17. Les Etats membres devraient s'assurer de leur soutien mutuel à l'égard de telles initiatives et envisager, le cas échéant et par les canaux appropriés, d'entreprendre des actions communes.

Ratification des traités

18. Les Etats membres devraient adhérer dans les délais les plus brefs au Traité de l'OMPI sur le droit d'auteur (WCT) et au Traité de l'OMPI sur les interprétations et exécutions et les phonogrammes (WPPT), en tenant compte du fait que la protection effective des ayants droit dépend de plus en plus de l'harmonisation de cette protection à l'échelon international.

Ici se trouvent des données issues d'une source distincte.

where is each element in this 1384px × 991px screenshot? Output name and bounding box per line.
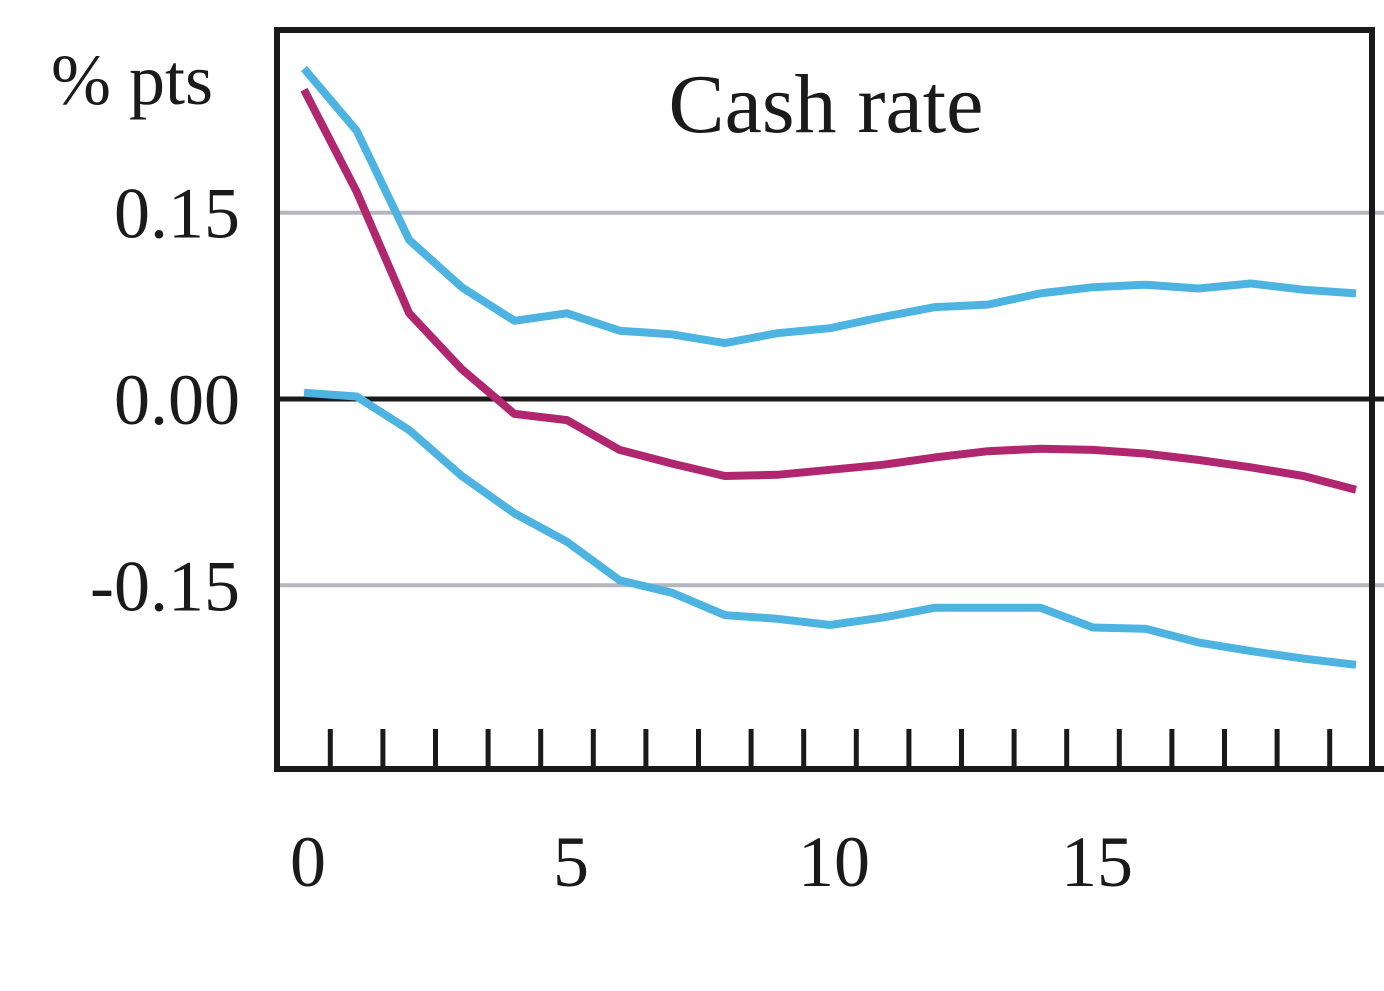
x-tick-label-1: 5 xyxy=(553,822,589,902)
y-tick-label-1: 0.00 xyxy=(114,360,240,440)
x-tick-label-3: 15 xyxy=(1061,822,1133,902)
series-line-2 xyxy=(303,388,1357,669)
y-axis-unit-label: % pts xyxy=(51,40,213,120)
plot-frame xyxy=(274,27,1384,772)
series-line-1 xyxy=(300,87,1358,494)
chart-title: Cash rate xyxy=(669,58,984,151)
series-lines xyxy=(300,66,1358,669)
y-axis-tick-labels: 0.15 0.00 -0.15 xyxy=(90,174,240,627)
gridlines xyxy=(277,210,1384,588)
x-axis-tick-labels: 0 5 10 15 xyxy=(290,822,1133,902)
x-axis-ticks xyxy=(327,729,1333,769)
y-tick-label-2: -0.15 xyxy=(90,546,240,626)
x-tick-label-2: 10 xyxy=(798,822,870,902)
y-tick-label-0: 0.15 xyxy=(114,174,240,254)
series-line-0 xyxy=(300,66,1357,348)
x-tick-label-0: 0 xyxy=(290,822,326,902)
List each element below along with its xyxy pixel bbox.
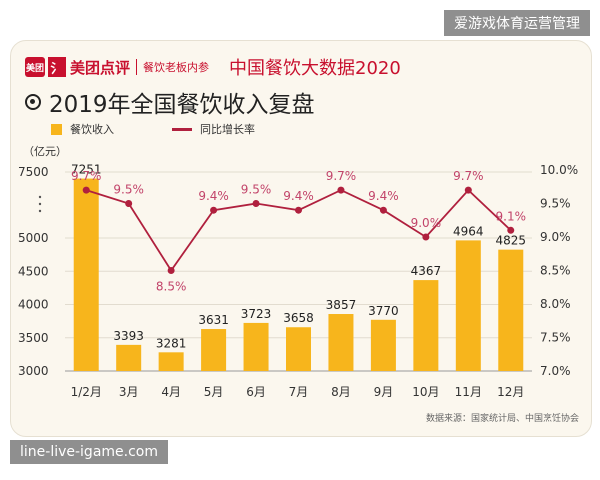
bar bbox=[370, 319, 396, 371]
bar bbox=[201, 329, 227, 371]
growth-rate-label: 9.7% bbox=[326, 169, 357, 183]
chart-title: 2019年全国餐饮收入复盘 bbox=[49, 92, 315, 118]
growth-rate-label: 9.4% bbox=[283, 189, 314, 203]
bar-value-label: 4825 bbox=[495, 234, 526, 248]
growth-rate-point bbox=[379, 206, 387, 214]
x-tick-label: 1/2月 bbox=[71, 385, 102, 399]
bar-value-label: 3393 bbox=[113, 329, 144, 343]
bar-value-label: 4367 bbox=[411, 264, 442, 278]
growth-rate-label: 9.1% bbox=[496, 209, 527, 223]
y-left-tick-label: 7500 bbox=[18, 165, 49, 179]
bar bbox=[116, 344, 142, 371]
growth-rate-label: 9.5% bbox=[113, 183, 144, 197]
y-right-tick-label: 9.0% bbox=[540, 230, 571, 244]
y-left-tick-label: 4000 bbox=[18, 298, 49, 312]
growth-rate-label: 8.5% bbox=[156, 280, 187, 294]
bar bbox=[498, 249, 524, 371]
x-tick-label: 7月 bbox=[289, 385, 309, 399]
x-tick-label: 4月 bbox=[161, 385, 181, 399]
brand-subtitle: 餐饮老板内参 bbox=[143, 61, 210, 74]
x-tick-label: 9月 bbox=[374, 385, 394, 399]
y-right-tick-label: 8.5% bbox=[540, 264, 571, 278]
meituan-logo: 美团 bbox=[25, 57, 45, 77]
y-right-tick-label: 7.0% bbox=[540, 364, 571, 378]
y-left-tick-label: 4500 bbox=[18, 264, 49, 278]
y-right-tick-label: 8.0% bbox=[540, 297, 571, 311]
x-tick-label: 3月 bbox=[119, 385, 139, 399]
bar-value-label: 7251 bbox=[71, 163, 102, 177]
axis-break-dot bbox=[38, 209, 42, 213]
growth-rate-label: 9.7% bbox=[453, 169, 484, 183]
y-right-tick-label: 7.5% bbox=[540, 331, 571, 345]
y-left-tick-label: 3000 bbox=[18, 364, 49, 378]
growth-rate-label: 9.0% bbox=[411, 216, 442, 230]
brand-divider bbox=[136, 59, 138, 75]
legend: 餐饮收入 同比增长率 bbox=[51, 121, 255, 137]
growth-rate-point bbox=[464, 186, 472, 194]
bar bbox=[413, 280, 439, 371]
axis-break-dot bbox=[38, 202, 42, 206]
bar-value-label: 3631 bbox=[198, 313, 229, 327]
bar bbox=[73, 178, 99, 371]
bar bbox=[328, 314, 354, 371]
y-left-tick-label: 3500 bbox=[18, 331, 49, 345]
bar bbox=[243, 322, 269, 371]
growth-rate-point bbox=[337, 186, 345, 194]
growth-rate-label: 9.7% bbox=[71, 169, 102, 183]
x-tick-label: 12月 bbox=[497, 385, 524, 399]
brand-name: 美团点评 bbox=[70, 58, 131, 77]
growth-rate-point bbox=[507, 226, 515, 234]
bar-value-label: 3770 bbox=[368, 304, 399, 318]
growth-rate-point bbox=[82, 186, 90, 194]
growth-rate-label: 9.4% bbox=[198, 189, 229, 203]
data-source: 数据来源：国家统计局、中国烹饪协会 bbox=[425, 414, 579, 424]
brand-row: 美团 氵 美团点评 餐饮老板内参 中国餐饮大数据2020 bbox=[25, 55, 401, 79]
bar-value-label: 3658 bbox=[283, 311, 314, 325]
watermark-top: 爱游戏体育运营管理 bbox=[444, 10, 590, 36]
growth-rate-point bbox=[252, 200, 260, 207]
bar bbox=[286, 327, 311, 371]
y-right-tick-label: 10.0% bbox=[540, 163, 578, 177]
legend-line-swatch bbox=[172, 127, 192, 131]
legend-bar-label: 餐饮收入 bbox=[70, 123, 114, 136]
x-tick-label: 8月 bbox=[331, 385, 351, 399]
y-axis-unit: （亿元） bbox=[23, 145, 67, 158]
bar-value-label: 3857 bbox=[326, 298, 357, 312]
bar bbox=[158, 352, 184, 371]
growth-rate-point bbox=[167, 267, 175, 274]
watermark-bottom: line-live-igame.com bbox=[10, 440, 169, 464]
legend-line-label: 同比增长率 bbox=[200, 123, 255, 136]
bar-value-label: 3281 bbox=[156, 336, 187, 350]
chart-title-row: 2019年全国餐饮收入复盘 bbox=[25, 85, 315, 119]
target-circle-icon bbox=[25, 94, 41, 110]
growth-rate-point bbox=[295, 206, 302, 214]
dianping-logo-icon: 氵 bbox=[48, 57, 66, 77]
growth-rate-point bbox=[422, 233, 430, 241]
growth-rate-point bbox=[125, 200, 133, 207]
bar-value-label: 3723 bbox=[241, 307, 272, 321]
header-title: 中国餐饮大数据2020 bbox=[229, 58, 401, 79]
bar-value-label: 4964 bbox=[453, 224, 484, 238]
legend-bar-swatch bbox=[51, 123, 62, 135]
growth-rate-point bbox=[210, 206, 218, 214]
x-tick-label: 10月 bbox=[412, 385, 439, 399]
axis-break-dot bbox=[38, 195, 42, 199]
y-right-tick-label: 9.5% bbox=[540, 197, 571, 211]
x-tick-label: 11月 bbox=[455, 385, 482, 399]
y-left-tick-label: 5000 bbox=[18, 231, 49, 245]
x-tick-label: 6月 bbox=[246, 385, 266, 399]
growth-rate-label: 9.5% bbox=[241, 183, 272, 197]
bar bbox=[455, 240, 481, 371]
x-tick-label: 5月 bbox=[204, 385, 224, 399]
growth-rate-label: 9.4% bbox=[368, 189, 399, 203]
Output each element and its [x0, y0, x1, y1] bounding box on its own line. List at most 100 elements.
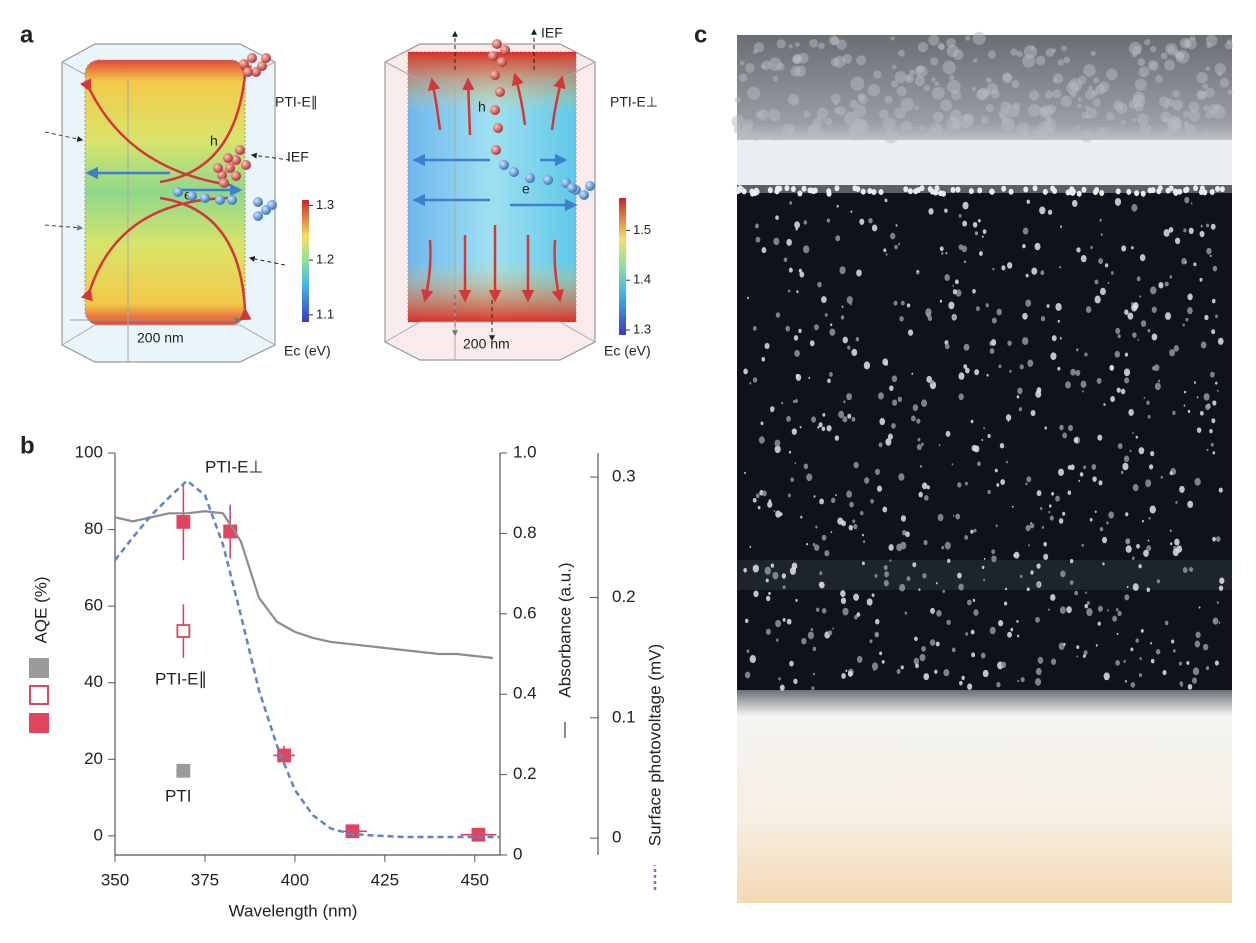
- bubble: [1193, 185, 1199, 192]
- bubble: [1098, 480, 1103, 486]
- bubble: [1174, 538, 1180, 546]
- foam: [858, 94, 868, 105]
- bubble: [944, 343, 950, 350]
- foam: [772, 134, 779, 141]
- bubble: [921, 442, 924, 447]
- foam: [890, 36, 895, 41]
- bubble: [935, 641, 940, 647]
- bubble: [1135, 435, 1139, 439]
- bubble: [793, 335, 799, 341]
- bubble: [790, 477, 794, 483]
- bubble: [854, 615, 858, 620]
- bubble: [1146, 587, 1151, 592]
- bubble: [743, 568, 747, 573]
- bubble: [912, 404, 919, 412]
- bubble: [778, 677, 781, 681]
- foam: [1010, 48, 1018, 56]
- bubble: [888, 544, 894, 551]
- bubble: [1094, 279, 1099, 285]
- bubble: [1168, 227, 1174, 233]
- foam: [1083, 64, 1096, 77]
- bubble: [1067, 188, 1073, 195]
- bubble: [1178, 661, 1183, 666]
- y-tick-label: 80: [84, 519, 103, 538]
- bubble: [828, 630, 833, 636]
- bubble: [788, 267, 793, 273]
- diagram-title: PTI-E∥: [275, 94, 318, 110]
- colorbar-label: Ec (eV): [284, 343, 331, 359]
- bubble: [852, 185, 858, 192]
- bubble: [996, 483, 1000, 487]
- bubble: [1212, 265, 1218, 272]
- bubble: [889, 385, 894, 391]
- bubble: [912, 562, 917, 568]
- y3-tick-label: 0.2: [612, 587, 636, 606]
- foam: [919, 124, 925, 131]
- foam: [1165, 98, 1174, 107]
- bubble: [1205, 666, 1210, 671]
- bubble: [954, 279, 959, 285]
- bubble: [755, 493, 760, 499]
- bubble: [1047, 608, 1050, 611]
- foam: [1022, 54, 1036, 68]
- bubble: [900, 515, 907, 522]
- bubble: [1213, 619, 1216, 623]
- hole-particle: [497, 57, 507, 67]
- bubble: [862, 540, 866, 544]
- bubble: [846, 296, 853, 304]
- colorbar-tick-label: 1.2: [316, 252, 334, 267]
- bubble: [868, 218, 873, 224]
- bubble: [906, 303, 911, 308]
- bubble: [1103, 672, 1110, 681]
- bubble: [1013, 551, 1020, 559]
- bubble: [967, 683, 973, 690]
- foam: [948, 74, 955, 81]
- bubble: [1127, 312, 1134, 320]
- hole-label: h: [210, 133, 218, 149]
- bubble: [1025, 299, 1032, 307]
- x-tick-label: 425: [371, 870, 399, 889]
- hole-particle: [247, 53, 257, 63]
- marker: [176, 763, 191, 778]
- foam: [867, 84, 881, 97]
- foam: [1139, 123, 1152, 135]
- bubble: [970, 419, 974, 424]
- bubble: [1128, 409, 1134, 416]
- bubble: [1117, 443, 1123, 450]
- bubble: [764, 342, 770, 350]
- bubble: [806, 542, 809, 546]
- bubble: [1027, 359, 1034, 367]
- hole-particle: [492, 39, 502, 49]
- bubble: [883, 579, 889, 587]
- hole-particle: [235, 145, 245, 155]
- bubble: [991, 549, 996, 555]
- bubble: [1187, 293, 1193, 301]
- annotation: PTI-E⊥: [205, 457, 263, 476]
- bubble: [812, 646, 817, 652]
- bubble: [814, 544, 820, 551]
- bubble: [826, 188, 832, 195]
- bubble: [1150, 641, 1153, 645]
- foam: [1204, 87, 1215, 98]
- bubble: [849, 501, 854, 508]
- bubble: [765, 578, 769, 583]
- bubble: [863, 361, 871, 370]
- electron-particle: [253, 211, 263, 221]
- bubble: [803, 463, 809, 470]
- bubble: [775, 510, 782, 518]
- bubble: [1094, 187, 1100, 194]
- bubble: [1131, 556, 1135, 560]
- bubble: [797, 190, 803, 197]
- foam: [1001, 117, 1015, 131]
- foam: [1030, 45, 1036, 51]
- bubble: [944, 208, 948, 213]
- bubble: [1051, 335, 1057, 342]
- bubble: [958, 393, 964, 401]
- bubble: [1059, 424, 1064, 431]
- foam: [1035, 55, 1046, 66]
- foam: [1172, 99, 1183, 111]
- foam: [836, 39, 847, 50]
- marker: [345, 824, 360, 839]
- bubble: [1028, 544, 1031, 547]
- bubble: [943, 668, 950, 677]
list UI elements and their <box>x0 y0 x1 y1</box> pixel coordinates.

19. Par ailleurs, les Etats membres devraient devenir parties, s'ils ne le sont pas déjà :

- à la Convention de Berne pour la protection des œuvres littéraires et artistiques dans sa version de l'Acte de Paris (1971) ;

- à la Convention internationale pour la protection des artistes interprètes ou exécutants, des producteurs de phonogrammes et des organismes de radiodiffusion (Rome, 1961) ;

- à la Convention pour la protection des producteurs de phonogrammes contre la reproduction non autorisée de leurs phonogrammes (Genève, 1971) ;

- à l'Arrangement européen pour la protection des émissions de télévision (Strasbourg, 1960) et ses protocoles ;

- à la Convention européenne concernant des questions de droit d'auteur et de droits voisins dans le cadre de la radiodiffusion transfrontière par satellite (Strasbourg, 1994) ;

- à l'Accord sur les aspects des droits de propriété intellectuelle qui touchent au commerce (Accord ADPIC) (1994).